NIST 800-53 Rev 5 SI-2: "Flaw Remediation." The control requires you to identify, report, and correct system flaws, including flaws in development tools. The control enhancement SI-2(2) specifically addresses automated patch management tools, which should include your AI development platforms.
The Langflow situation violates all of these requirements simultaneously. The vulnerability is known, high-severity, actively exploited, and unpatched. Organizations running Langflow without compensating controls are out of compliance with any framework that includes vulnerability management.
Lessons and Action Items for Your Team
Establish a 48-hour inventory rule: Any tool that can execute code, access production APIs, or process customer data must be added to your asset inventory within 48 hours of deployment. This includes "just testing" instances. Create a lightweight intake form that captures tool name, version, network location, and data access scope. Make it a required step in your developer onboarding.
Apply production security controls to AI development platforms: Stop treating Langflow, Jupyter notebooks, and similar tools as "dev-only" systems. Require authentication, deploy them behind VPNs or zero-trust gateways, enable audit logging, and include them in your vulnerability scanning. If the tool can access production data or APIs, it gets production-grade security.
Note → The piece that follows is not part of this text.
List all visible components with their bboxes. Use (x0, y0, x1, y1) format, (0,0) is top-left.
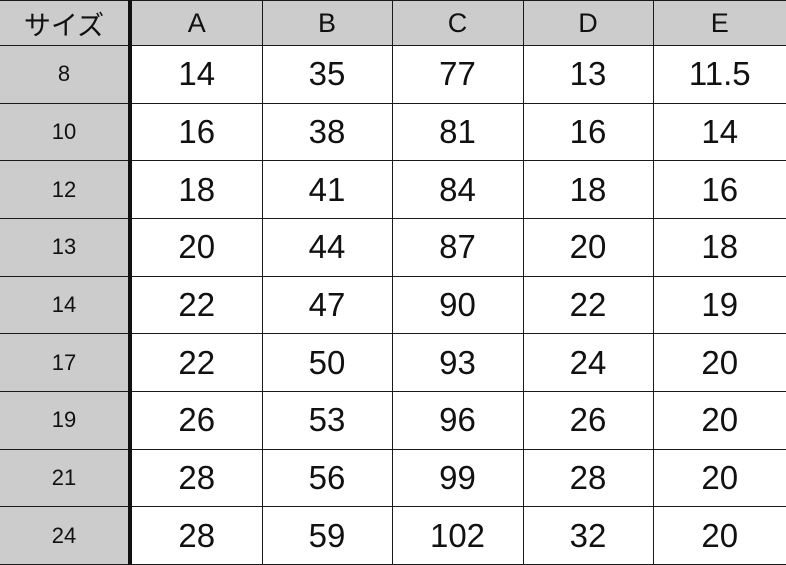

Build a third-party security contact list: For every open-source tool in your stack, document the security disclosure process and test it annually. Send a test disclosure to confirm the contact method works. If a project has no documented security contact, that's a risk factor in your adoption decision. Consider requiring projects to have a security.txt file or GitHub security policy before you deploy them.
Deploy compensating controls immediately: If you're running Langflow right now, disable auto-login, require authentication at the reverse proxy layer, restrict network access to known IP ranges, and enable detailed request logging. Monitor for POST requests to API endpoints that weren't initiated by your team. These steps won't patch the vulnerability, but they raise the bar for exploitation.
Create a rapid response runbook for unpatched vulnerabilities: You will encounter this situation again—a critical flaw in a tool the vendor won't patch. Your runbook should cover: immediate isolation steps, compensating control options, data exposure assessment, and criteria for decommissioning the tool. Practice this runbook quarterly so your team can execute it under pressure.
The Langflow incident demonstrates what happens when development tooling falls through the cracks of your security program. Your AI development environment is part of your attack surface. Inventory it, patch it, and monitor it with the same rigor you apply to production systems.